The only problem was the solitary nature of life as a studio musician, which further exacerbated the growing sense of isolation. Having retired from the road, and inside alone for days on end building tracks for other artists, the walls started to close in. Slowly, Marsland was starting to lose it.

Finally, the day of reckoning came. “I was in the deepest funk. I felt like I had drifted so far from where I used to be, and I didn’t know where I was going and didn’t feel worth caring about. I just felt useless and isolated, and I knew I was in danger of doing something pretty self-destructive.”

So, Marsland set up a keyboard, plugged it into the recording console, and forced himself to lay down basic tracks for The Owl and the Full Moon. “I had zero desire to do it. I already spent most of my time recording other people, and to me, making my own music was a 15-year exercise in getting your heart broken. But, it really felt like it was either that or jump off a bridge. I had a studio with everything I needed and ample chops to do it. So I sat down and started bashing things out.”

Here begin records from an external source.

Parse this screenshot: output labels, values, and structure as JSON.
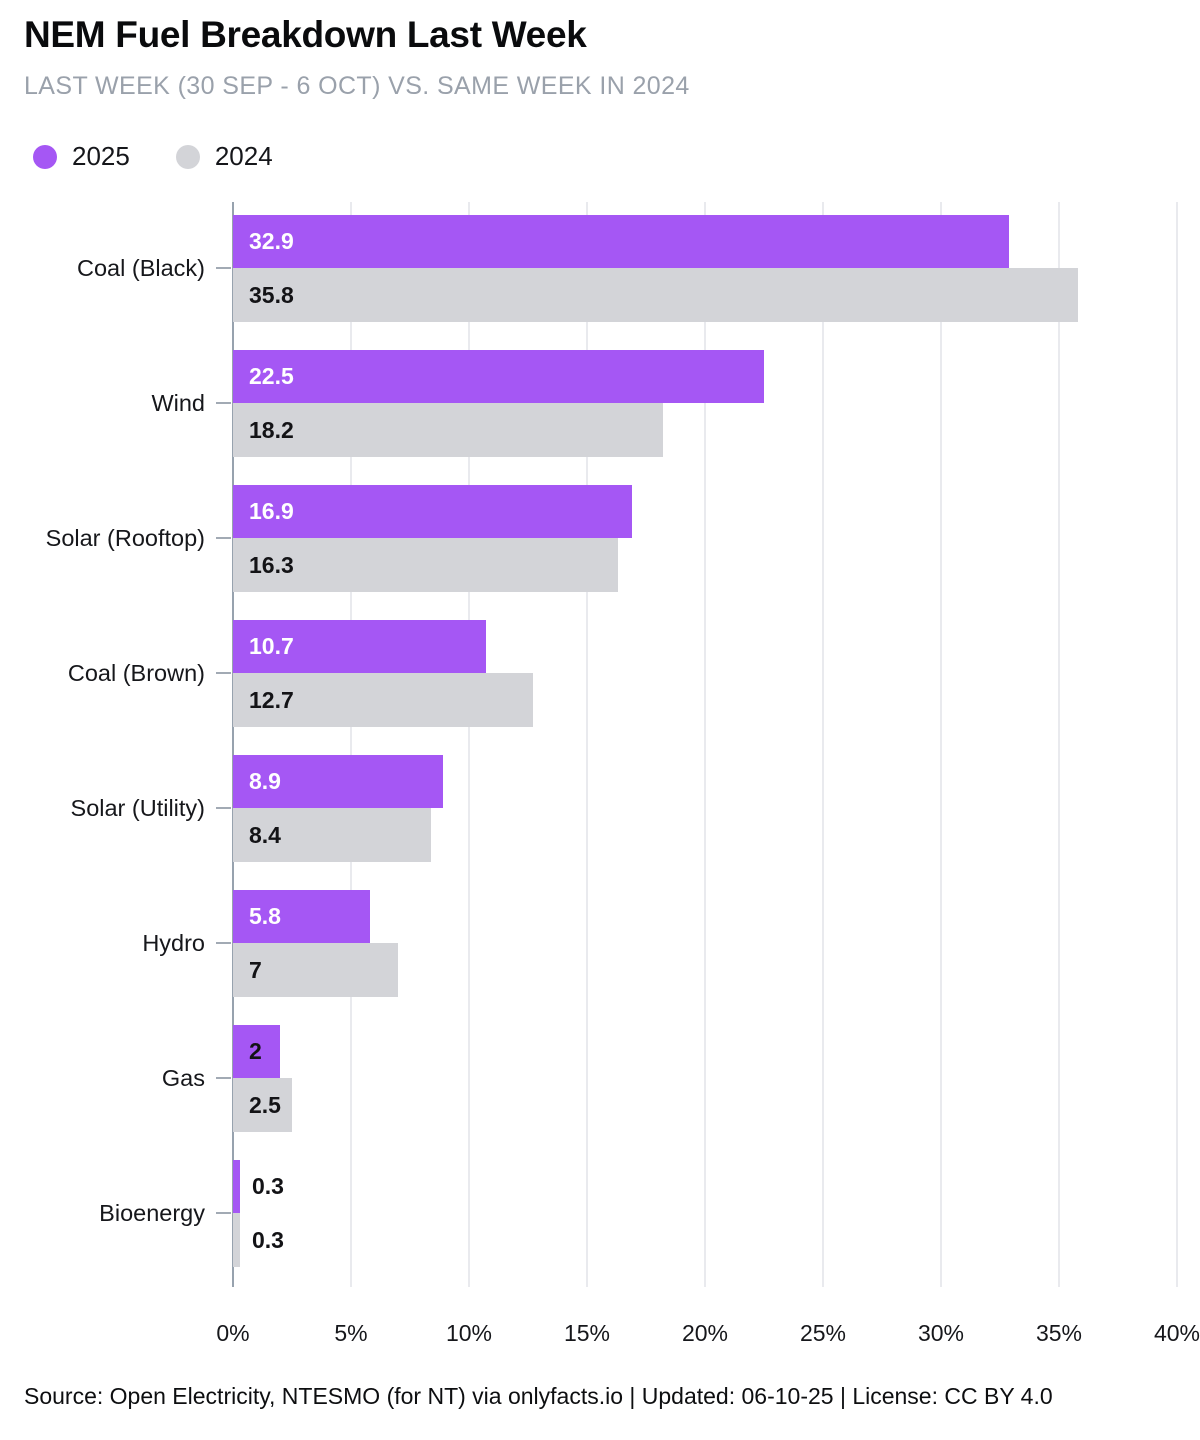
{
  "header": {
    "title": "NEM Fuel Breakdown Last Week",
    "subtitle": "LAST WEEK (30 SEP - 6 OCT) VS. SAME WEEK IN 2024"
  },
  "legend": {
    "items": [
      {
        "label": "2025",
        "color": "#a557f4"
      },
      {
        "label": "2024",
        "color": "#d3d4d8"
      }
    ]
  },
  "chart_data": {
    "type": "bar",
    "orientation": "horizontal",
    "title": "NEM Fuel Breakdown Last Week",
    "subtitle": "LAST WEEK (30 SEP - 6 OCT) VS. SAME WEEK IN 2024",
    "categories": [
      "Coal (Black)",
      "Wind",
      "Solar (Rooftop)",
      "Coal (Brown)",
      "Solar (Utility)",
      "Hydro",
      "Gas",
      "Bioenergy"
    ],
    "series": [
      {
        "name": "2025",
        "color": "#a557f4",
        "values": [
          32.9,
          22.5,
          16.9,
          10.7,
          8.9,
          5.8,
          2,
          0.3
        ],
        "labels": [
          "32.9",
          "22.5",
          "16.9",
          "10.7",
          "8.9",
          "5.8",
          "2",
          "0.3"
        ]
      },
      {
        "name": "2024",
        "color": "#d3d4d8",
        "values": [
          35.8,
          18.2,
          16.3,
          12.7,
          8.4,
          7,
          2.5,
          0.3
        ],
        "labels": [
          "35.8",
          "18.2",
          "16.3",
          "12.7",
          "8.4",
          "7",
          "2.5",
          "0.3"
        ]
      }
    ],
    "xlabel": "",
    "ylabel": "",
    "axis": {
      "min": 0,
      "max": 40,
      "tick_step": 5,
      "tick_labels": [
        "0%",
        "5%",
        "10%",
        "15%",
        "20%",
        "25%",
        "30%",
        "35%",
        "40%"
      ]
    },
    "grid": true,
    "legend_position": "top-left"
  },
  "footer": {
    "text": "Source: Open Electricity, NTESMO (for NT) via onlyfacts.io | Updated: 06-10-25 | License: CC BY 4.0"
  },
  "colors": {
    "background": "#ffffff",
    "bar_2025": "#a557f4",
    "bar_2024": "#d3d4d8",
    "value_label_light": "#ffffff",
    "value_label_dark": "#131316",
    "gridline": "#e9eaee",
    "zero_line": "#97a2ae",
    "y_tick": "#a2aab4",
    "title": "#0a0b0d",
    "subtitle": "#9aa1ab",
    "category_label": "#16171b"
  }
}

Marsland had a unique strategy for keeping himself engaged in the album recording. “I already had a couple of things I had laid down, so I made sure to track just enough more that it could form the base of an entire album. That way, I could listen back to a rough sequence of the whole thing right away, kind of hear how it was gonna sound, and trick myself into continuing recording. Because like the first chapter in a book, you wanted to see how it was going to turn out. And so then you’d add on a bit more, listen back, and so on… ”

The result is the ten-track collection The Owl and the Full Moon.

With these ten emotionally revealing pop and soul tunes nearly finished, two funny things happened. One, this casual offspring of Marsland’s fertile but fatigued creative mind began to reveal itself as the best and most focused work of his career. And two, the depression that had periodically dogged Marsland for seven years suddenly vanished.

“It happened almost overnight. There were a few catalysts for it that I won’t get into, but the shift happened very fast. The way I would explain it is you’re in a dark room, and you know you need to get the lights on, but you’re fumbling around forever trying to find the switch. Then one day, you find it and turn it on… and bam! Light.” With it came back Marsland’s “swag” and the energy to not just release The Owl and the Full Moon, but to mount a massive effort to get the music heard – a two-month tour of the U.S. and his first-ever trip to Europe, a six country jaunt that began in May. Six months ago, Marsland was totally disinterested in his own work. Now, he is about to get behind it to a greater degree than he ever has before.

“Life can suck,” a newly reinvigorated Marsland mused recently. “But the trick is, don’t take it personally. It’s not about you. Life isn’t about the crap. That’s the background noise. It’s the beauty in small gestures, the warmth of a friend, the smile of a stranger, the quality of the journey, the great moments… that’s what life’s about.”

Moments like the inspiration found in an owl silhouetted against a full moon…and a long journey out of darkness into the light.